Mr. Morrison held talks with Japanese Prime Minister Yoshihide Suga in Tokyo, where Chinese expansionism, defense, trade and a coronavirus travel bubble are the order of the day.

World time insisted that China was interested in “peaceful development” in the Indo-Pacific, saying, “The United States, Japan and Australia are forcing China to explore deeper military cooperation with other countries. others.

Satellite image of Woody Island in the Paracel Island chain in the South China Sea taken in November 2017, shows two Chinese Y-8 military transport aircraft.  The Washington-based Asia Maritime Transparency Initiative says China has undertaken new military aircraft deployments to the island in recent weeks.  On other outposts in the disputed South China Sea carried out major construction work in 2017.
Satellite image of Woody Island in the Paracel Island chain in the South China Sea taken in November 2017, shows two Chinese Y-8 military transport aircraft. The Washington-based Asia Maritime Transparency Initiative says China has undertaken new military aircraft deployments to the island in recent weeks. On other outposts in the disputed South China Sea carried out major construction work in 2017. (PAA)

Canberra’s relations with Beijing are at an all-time low, with China showing market power to ban Australian imports of coal, beef, wine, timber, grain and lobster.

Beijing’s construction of islands in the South China Sea and its declaration of an air defense zone in the waters of the East China Sea have destabilized the United States and alarmed regional neighbors such as Japan.

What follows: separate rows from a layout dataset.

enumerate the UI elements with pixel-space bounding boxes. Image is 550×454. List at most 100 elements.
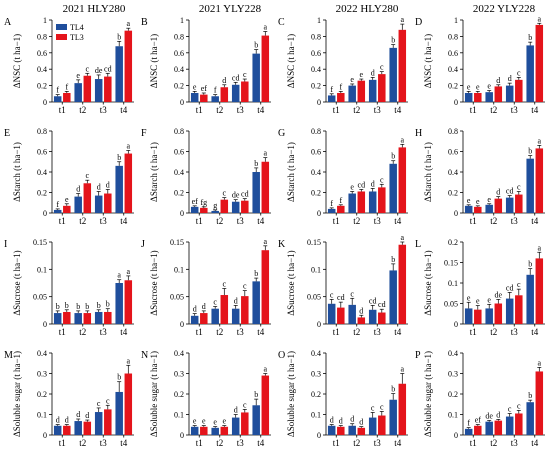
bar-m-tl4-t4: [115, 391, 123, 435]
y-tick-label-l: 0.15: [444, 259, 458, 268]
y-axis-label-a: ΔNSC (t ha−1): [12, 34, 22, 88]
bar-h-tl4-t3: [505, 197, 514, 213]
x-tick-label-l: t4: [531, 327, 539, 337]
sig-letter-e: d: [97, 182, 101, 191]
bar-l-tl4-t2: [485, 308, 493, 324]
bar-c-tl4-t4: [389, 47, 397, 102]
y-tick-label-c: 0.8: [311, 32, 321, 41]
y-tick-label-a: 0.4: [37, 65, 47, 74]
sig-letter-d: d: [496, 76, 500, 85]
y-tick-label-i: 0: [43, 320, 47, 329]
x-tick-label-d: t3: [511, 105, 519, 115]
y-tick-label-p: 0.4: [448, 349, 458, 358]
panel-letter-d: D: [415, 17, 422, 28]
sig-letter-b: ef: [201, 84, 208, 93]
sig-letter-c: b: [391, 36, 395, 45]
sig-letter-n: e: [202, 417, 206, 426]
sig-letter-c: f: [339, 82, 342, 91]
bar-n-tl4-t1: [190, 426, 199, 435]
bar-k-tl3-t3: [378, 312, 386, 324]
x-tick-label-f: t4: [257, 216, 265, 226]
bar-p-tl4-t2: [485, 421, 493, 435]
panel-letter-a: A: [4, 17, 12, 28]
sig-letter-c: e: [350, 75, 354, 84]
bar-d-tl3-t2: [494, 86, 503, 102]
sig-letter-b: f: [214, 86, 217, 95]
x-tick-label-a: t4: [120, 105, 128, 115]
y-tick-label-j: 0.1: [174, 265, 184, 274]
sig-letter-l: e: [487, 295, 491, 304]
sig-letter-n: a: [264, 365, 268, 374]
x-tick-label-c: t1: [333, 105, 340, 115]
bar-o-tl3-t2: [357, 427, 366, 435]
x-tick-label-k: t2: [353, 327, 360, 337]
bar-a-tl3-t2: [83, 75, 92, 102]
x-tick-label-m: t2: [79, 438, 86, 448]
y-tick-label-k: 0: [317, 320, 321, 329]
bar-e-tl3-t4: [124, 153, 133, 213]
panel-letter-k: K: [278, 239, 286, 250]
sig-letter-j: d: [234, 296, 238, 305]
sig-letter-n: c: [243, 400, 247, 409]
bar-o-tl3-t4: [398, 383, 407, 435]
sig-letter-f: de: [232, 191, 240, 200]
sig-letter-l: b: [528, 260, 532, 269]
sig-letter-k: cd: [337, 293, 345, 302]
sig-letter-f: a: [264, 149, 268, 158]
bar-n-tl3-t4: [261, 375, 270, 435]
sig-letter-o: c: [380, 402, 384, 411]
y-tick-label-j: 0.05: [170, 293, 184, 302]
y-tick-label-o: 0.3: [311, 370, 321, 379]
sig-letter-f: c: [223, 189, 227, 198]
y-tick-label-h: 0.8: [448, 127, 458, 136]
sig-letter-c: d: [371, 68, 375, 77]
y-tick-label-i: 0.15: [33, 238, 47, 247]
bar-m-tl4-t3: [94, 412, 103, 435]
sig-letter-e: e: [65, 195, 69, 204]
y-tick-label-p: 0: [454, 431, 458, 440]
y-tick-label-c: 0: [317, 98, 321, 107]
bar-c-tl3-t1: [337, 92, 345, 102]
bar-k-tl4-t4: [389, 270, 397, 324]
y-tick-label-l: 0.2: [448, 238, 458, 247]
x-tick-label-c: t4: [394, 105, 402, 115]
x-tick-label-l: t1: [470, 327, 477, 337]
y-tick-label-i: 0.05: [33, 293, 47, 302]
bar-d-tl4-t2: [485, 92, 493, 102]
bar-e-tl3-t1: [63, 205, 71, 213]
y-tick-label-m: 0.3: [37, 370, 47, 379]
sig-letter-g: cd: [358, 180, 366, 189]
bar-g-tl3-t3: [378, 187, 386, 213]
y-axis-label-h: ΔStarch (t ha−1): [423, 142, 433, 202]
bar-c-tl3-t2: [357, 80, 366, 102]
sig-letter-k: b: [391, 255, 395, 264]
bar-l-tl3-t4: [535, 258, 544, 324]
sig-letter-p: c: [517, 401, 521, 410]
x-tick-label-j: t3: [237, 327, 245, 337]
y-tick-label-a: 0: [43, 98, 47, 107]
sig-letter-o: a: [401, 365, 405, 374]
sig-letter-i: b: [56, 302, 60, 311]
sig-letter-m: c: [106, 396, 110, 405]
sig-letter-a: e: [76, 71, 80, 80]
sig-letter-a: f: [56, 86, 59, 95]
bar-a-tl4-t2: [74, 83, 82, 102]
sig-letter-h: e: [476, 197, 480, 206]
sig-letter-a: a: [127, 19, 131, 28]
sig-letter-h: d: [496, 188, 500, 197]
bar-h-tl4-t4: [526, 158, 534, 213]
sig-letter-b: cd: [232, 73, 240, 82]
y-tick-label-h: 0.2: [448, 189, 458, 198]
y-tick-label-f: 0.4: [174, 168, 184, 177]
bar-o-tl4-t2: [348, 425, 356, 435]
legend-swatch-tl4: [56, 24, 67, 30]
bar-f-tl4-t2: [211, 210, 219, 213]
x-tick-label-m: t3: [100, 438, 108, 448]
y-axis-label-o: ΔSoluble sugar (t ha−1): [286, 351, 296, 437]
sig-letter-e: d: [76, 185, 80, 194]
bar-e-tl3-t3: [104, 193, 112, 213]
bar-a-tl4-t1: [53, 96, 62, 102]
x-tick-label-m: t4: [120, 438, 128, 448]
x-tick-label-d: t1: [470, 105, 477, 115]
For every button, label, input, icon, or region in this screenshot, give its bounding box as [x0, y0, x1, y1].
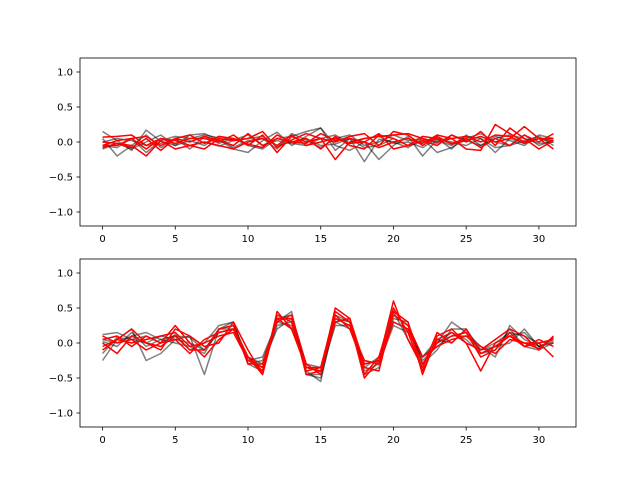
- x-tick-label-top: 25: [460, 234, 473, 245]
- x-tick-label-top: 15: [314, 234, 327, 245]
- x-tick-label-top: 30: [533, 234, 546, 245]
- x-axis-top: 0 5 10 15 20 25 30: [99, 226, 545, 245]
- series-line-bottom-7: [102, 307, 554, 376]
- x-tick-label-top: 0: [99, 234, 105, 245]
- x-tick-label-top: 10: [242, 234, 255, 245]
- y-axis-top: −1.0 −0.5 0.0 0.5 1.0: [49, 68, 80, 219]
- series-layer-bottom: [101, 300, 554, 383]
- y-tick-label-top: −1.0: [49, 208, 73, 219]
- y-tick-label-bottom: 0.0: [57, 339, 73, 350]
- subplot-top: 0 5 10 15 20 25 30 −1.0 −0.5 0.0 0.5 1.0: [49, 57, 577, 245]
- series-line-top-9: [102, 132, 554, 157]
- x-tick-label-top: 20: [387, 234, 400, 245]
- x-tick-label-bottom: 25: [460, 435, 473, 446]
- x-tick-label-bottom: 5: [172, 435, 178, 446]
- x-axis-bottom: 0 5 10 15 20 25 30: [99, 427, 545, 446]
- x-tick-label-bottom: 30: [533, 435, 546, 446]
- x-tick-label-top: 5: [172, 234, 178, 245]
- series-line-bottom-10: [102, 314, 554, 376]
- y-tick-label-top: 0.0: [57, 138, 73, 149]
- x-tick-label-bottom: 20: [387, 435, 400, 446]
- y-axis-bottom: −1.0 −0.5 0.0 0.5 1.0: [49, 269, 80, 420]
- series-line-bottom-9: [102, 314, 554, 372]
- y-tick-label-top: 0.5: [57, 103, 73, 114]
- x-tick-label-bottom: 15: [314, 435, 327, 446]
- y-tick-label-bottom: −0.5: [49, 374, 73, 385]
- y-tick-label-bottom: 1.0: [57, 269, 73, 280]
- x-tick-label-bottom: 10: [242, 435, 255, 446]
- series-line-top-1: [102, 127, 554, 163]
- series-line-top-8: [102, 127, 554, 152]
- series-line-top-10: [102, 132, 554, 149]
- x-tick-label-bottom: 0: [99, 435, 105, 446]
- y-tick-label-bottom: −1.0: [49, 409, 73, 420]
- series-layer-top: [101, 123, 554, 163]
- y-tick-label-bottom: 0.5: [57, 304, 73, 315]
- series-line-top-6: [102, 123, 554, 161]
- subplot-bottom: 0 5 10 15 20 25 30 −1.0 −0.5 0.0 0.5 1.0: [49, 258, 577, 446]
- y-tick-label-top: 1.0: [57, 68, 73, 79]
- y-tick-label-top: −0.5: [49, 173, 73, 184]
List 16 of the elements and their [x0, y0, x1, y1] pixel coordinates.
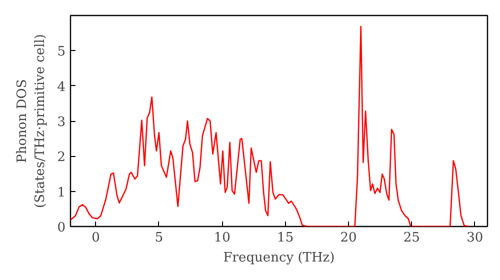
x-tick-label: 15 — [277, 230, 294, 246]
x-tick-label: 10 — [214, 230, 230, 246]
line-series — [70, 26, 470, 226]
y-tick-label: 4 — [57, 80, 66, 95]
x-tick-label: 30 — [466, 230, 484, 246]
y-tick-label: 2 — [57, 150, 66, 166]
y-axis-title: Phonon DOS (States/THz·primitive cell) — [15, 34, 48, 208]
x-axis-title: Frequency (THz) — [223, 250, 335, 266]
y-tick-label: 3 — [57, 115, 66, 130]
y-tick-label: 5 — [57, 44, 66, 60]
x-tick-label: 25 — [403, 230, 420, 246]
x-tick-label: 5 — [154, 230, 164, 246]
x-tick-label: 0 — [92, 230, 100, 246]
y-tick-label: 1 — [57, 185, 66, 200]
y-tick-label: 0 — [57, 220, 66, 236]
x-tick-label: 20 — [340, 230, 357, 246]
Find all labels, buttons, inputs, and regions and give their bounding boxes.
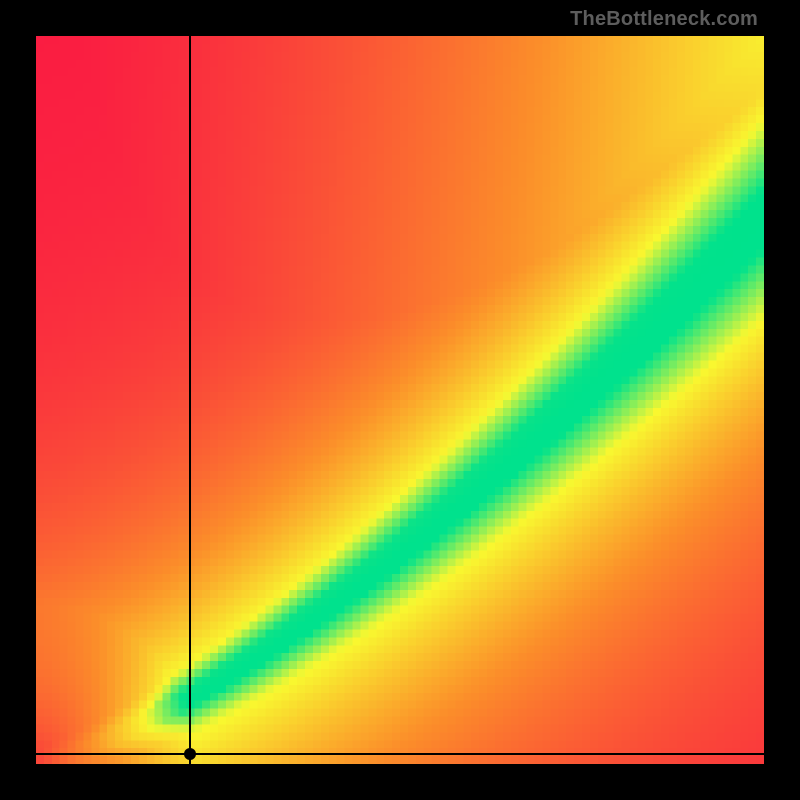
selected-point-marker[interactable] [184,748,196,760]
bottleneck-heatmap [36,36,764,764]
plot-area [36,36,764,764]
attribution-text: TheBottleneck.com [570,8,758,31]
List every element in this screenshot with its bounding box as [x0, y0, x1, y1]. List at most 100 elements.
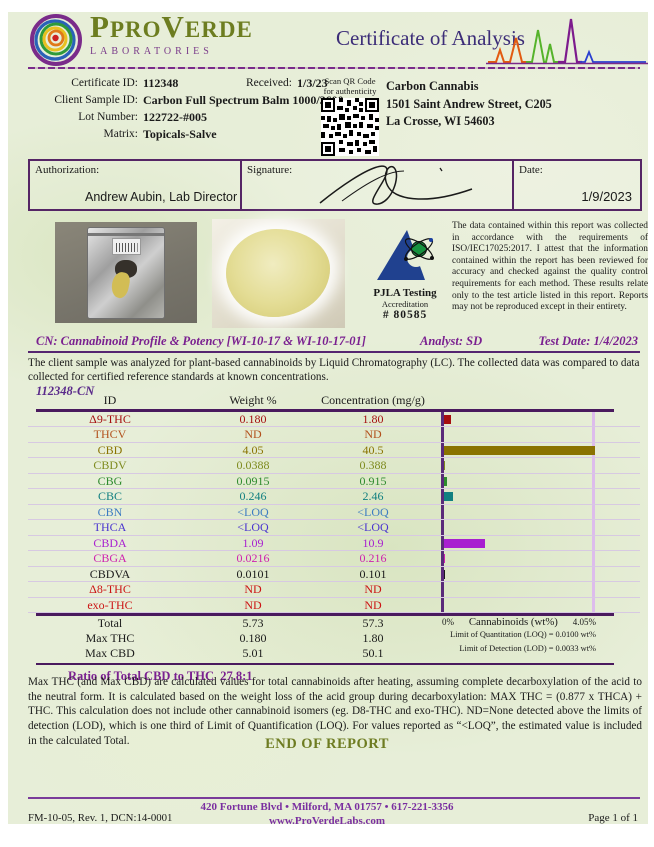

China is slowly consolidating its military presence on seven man-made islands in the South China Sea, building defense systems and increasing its radar capabilities.

An aerial photograph of a man-made island built by China in the South China Sea.
An aerial photograph of a man-made island built by China in the South China Sea. (Provided)
The Chinese guided-missile frigate Yuncheng launches an anti-ship missile during a military exercise in the waters near the island of Hainan and the Paracel Islands (southern China).
The Chinese guided-missile frigate Yuncheng launches an anti-ship missile during a military exercise in the waters near the island of Hainan and the Paracel Islands (southern China). (PA)

Still to be officially signed, the reciprocal access agreement would allow troops to travel to other countries’ countries to train and conduct joint operations.

It would also strengthen their interoperability and cooperation.

The agreement is the first of its kind for Japan since its 1960 status of forces agreement with the United States, which sets the basic conditions for approximately 50,000 American troops to operate in and around Japan in the framework of the Japanese-American security pact.